His companion made no immediate answer, but by and by she once more glanced up at him.
"I am really not used to climbing if Shafton is, and I am not going any further just now," she said.
A newly-felled cedar lay conveniently near the trail, but its wide-girthed trunk stood high above the underbrush, and Brooke dragged up a big hewn-off branch to make a footstool before his companion sat down on it. The branch was heavy, and she watched his efforts approvingly.
"Canada has made you another man. Now, I do not think Shafton could have done that in a day," she said. "Of course, he would never have tried, even to please me."
Brooke, who was by no means certain what she wished him to understand from this, leaned against a cedar looking down at her gravely. This was the woman who had embittered several years of his life, and for whom he had flung a good deal away, and now he was most clearly sensible of his folly. Had he met her in a drawing-room or even the Vancouver opera-house, it might not have been quite so apparent to him, but she seemed an anachronism in that strip of primeval wilderness. Nature was dominant there, and the dull pounding of the stamp-heads, which came faintly through the silence among the great trunks that had grown slowly during centuries, suggested man's recognition of the curse and privilege that was laid upon him in Eden. Graceful idleness was not esteemed in that country, where bread was won by strenuous toil, and the stillness and dimness of those great forest aisles emphasized the woman's artificial superficiality. Voice and gesture, befrizzled, straw-colored hair which he had once called golden, constricted waist, and figure which was suggestively wooden in its curves, enforced the same impression, until the man, who realized that she had after all probably made at least as good a use of life as he had, turned his eyes away.

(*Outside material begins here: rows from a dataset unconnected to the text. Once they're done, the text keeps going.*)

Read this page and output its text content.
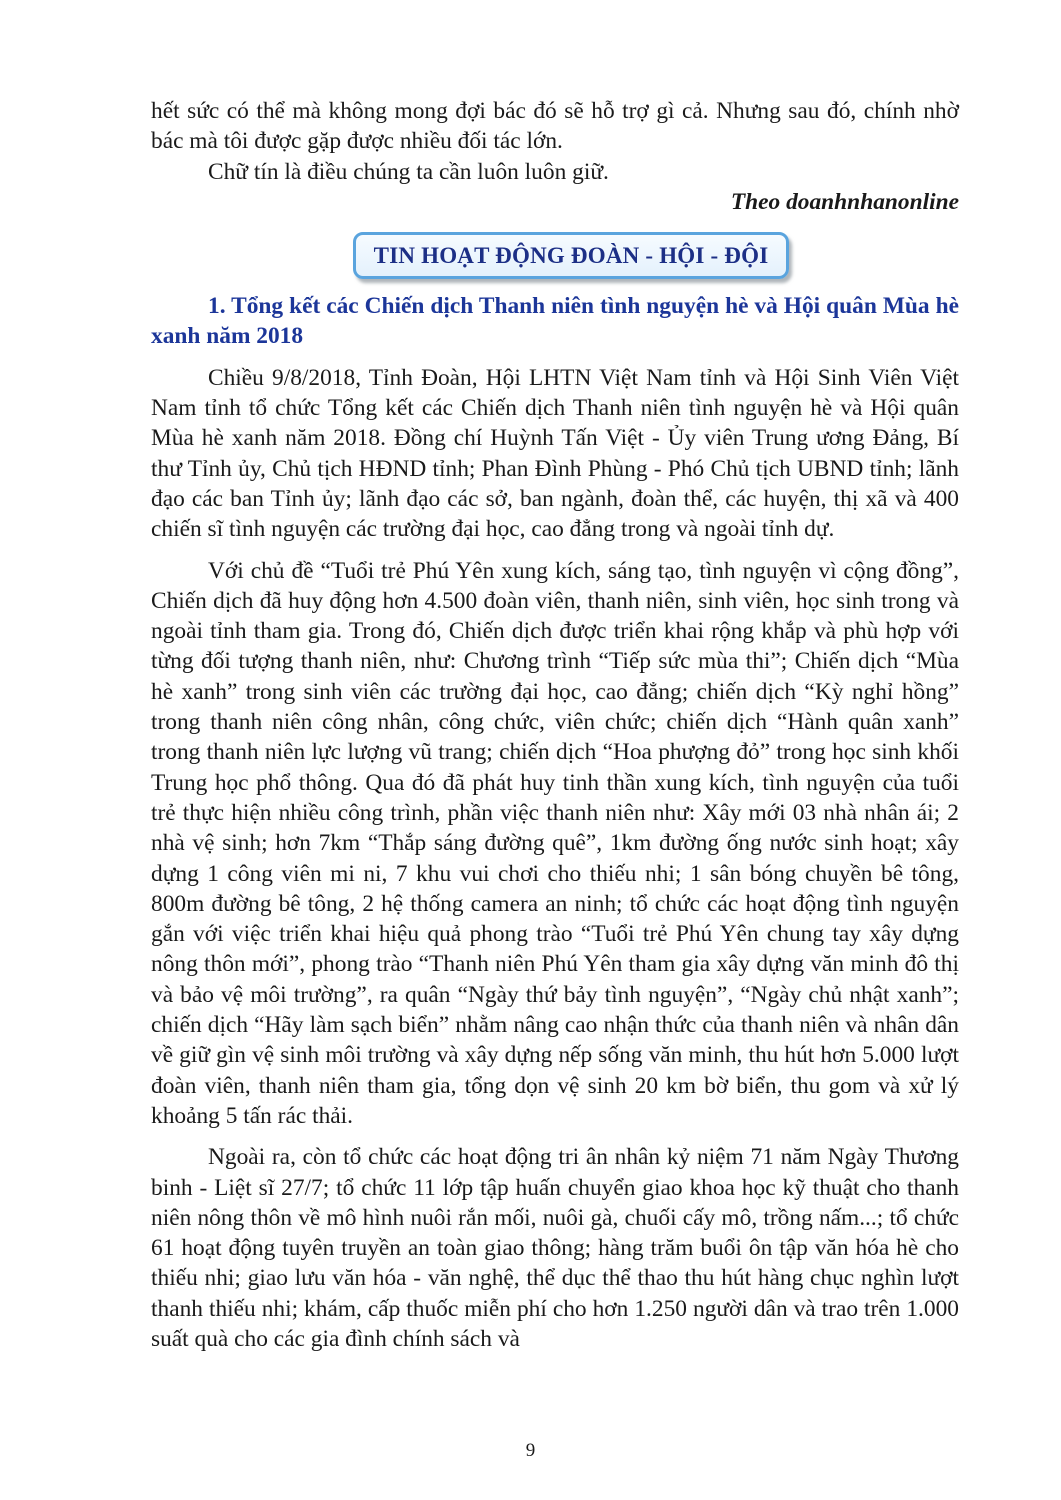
hết sức có thể mà không mong đợi bác đó sẽ hỗ trợ gì cả. Nhưng sau đó, chính nhờ bác mà tôi được gặp được nhiều đối tác lớn.

Chữ tín là điều chúng ta cần luôn luôn giữ.

Theo doanhnhanonline

TIN HOẠT ĐỘNG ĐOÀN - HỘI - ĐỘI

1. Tổng kết các Chiến dịch Thanh niên tình nguyện hè và Hội quân Mùa hè xanh năm 2018

Chiều 9/8/2018, Tỉnh Đoàn, Hội LHTN Việt Nam tỉnh và Hội Sinh Viên Việt Nam tỉnh tổ chức Tổng kết các Chiến dịch Thanh niên tình nguyện hè và Hội quân Mùa hè xanh năm 2018. Đồng chí Huỳnh Tấn Việt - Ủy viên Trung ương Đảng, Bí thư Tỉnh ủy, Chủ tịch HĐND tỉnh; Phan Đình Phùng - Phó Chủ tịch UBND tỉnh; lãnh đạo các ban Tỉnh ủy; lãnh đạo các sở, ban ngành, đoàn thể, các huyện, thị xã và 400 chiến sĩ tình nguyện các trường đại học, cao đẳng trong và ngoài tỉnh dự.

Với chủ đề “Tuổi trẻ Phú Yên xung kích, sáng tạo, tình nguyện vì cộng đồng”, Chiến dịch đã huy động hơn 4.500 đoàn viên, thanh niên, sinh viên, học sinh trong và ngoài tỉnh tham gia. Trong đó, Chiến dịch được triển khai rộng khắp và phù hợp với từng đối tượng thanh niên, như: Chương trình “Tiếp sức mùa thi”; Chiến dịch “Mùa hè xanh” trong sinh viên các trường đại học, cao đẳng; chiến dịch “Kỳ nghỉ hồng” trong thanh niên công nhân, công chức, viên chức; chiến dịch “Hành quân xanh” trong thanh niên lực lượng vũ trang; chiến dịch “Hoa phượng đỏ” trong học sinh khối Trung học phổ thông. Qua đó đã phát huy tinh thần xung kích, tình nguyện của tuổi trẻ thực hiện nhiều công trình, phần việc thanh niên như: Xây mới 03 nhà nhân ái; 2 nhà vệ sinh; hơn 7km “Thắp sáng đường quê”, 1km đường ống nước sinh hoạt; xây dựng 1 công viên mi ni, 7 khu vui chơi cho thiếu nhi; 1 sân bóng chuyền bê tông, 800m đường bê tông, 2 hệ thống camera an ninh; tổ chức các hoạt động tình nguyện gắn với việc triển khai hiệu quả phong trào “Tuổi trẻ Phú Yên chung tay xây dựng nông thôn mới”, phong trào “Thanh niên Phú Yên tham gia xây dựng văn minh đô thị và bảo vệ môi trường”, ra quân “Ngày thứ bảy tình nguyện”, “Ngày chủ nhật xanh”; chiến dịch “Hãy làm sạch biển” nhằm nâng cao nhận thức của thanh niên và nhân dân về giữ gìn vệ sinh môi trường và xây dựng nếp sống văn minh, thu hút hơn 5.000 lượt đoàn viên, thanh niên tham gia, tổng dọn vệ sinh 20 km bờ biển, thu gom và xử lý khoảng 5 tấn rác thải.

Ngoài ra, còn tổ chức các hoạt động tri ân nhân kỷ niệm 71 năm Ngày Thương binh - Liệt sĩ 27/7; tổ chức 11 lớp tập huấn chuyển giao khoa học kỹ thuật cho thanh niên nông thôn về mô hình nuôi rắn mối, nuôi gà, chuối cấy mô, trồng nấm...; tổ chức 61 hoạt động tuyên truyền an toàn giao thông; hàng trăm buổi ôn tập văn hóa hè cho thiếu nhi; giao lưu văn hóa - văn nghệ, thể dục thể thao thu hút hàng chục nghìn lượt thanh thiếu nhi; khám, cấp thuốc miễn phí cho hơn 1.250 người dân và trao trên 1.000 suất quà cho các gia đình chính sách và

9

"You really couldn't expect him to," he said, with a little laugh. "He has never had to do anything of that kind for a living as I have."
He held up his hands and noticed her little shiver as she saw the scarred knuckles, hard, ingrained flesh, and broken nails.
"Oh," she said, "how cruel! Whatever have you been doing?"
Brooke glanced at his fingers reflectively. "On the contrary, I suppose I ought to feel proud of them, though I scarcely think I am. Building flumes and dams, though that will hardly convey any very clear impression to you. It implies swinging the axe and shovel most of every day, and working up to the waist in water occasionally."
"But you were always so particular in England."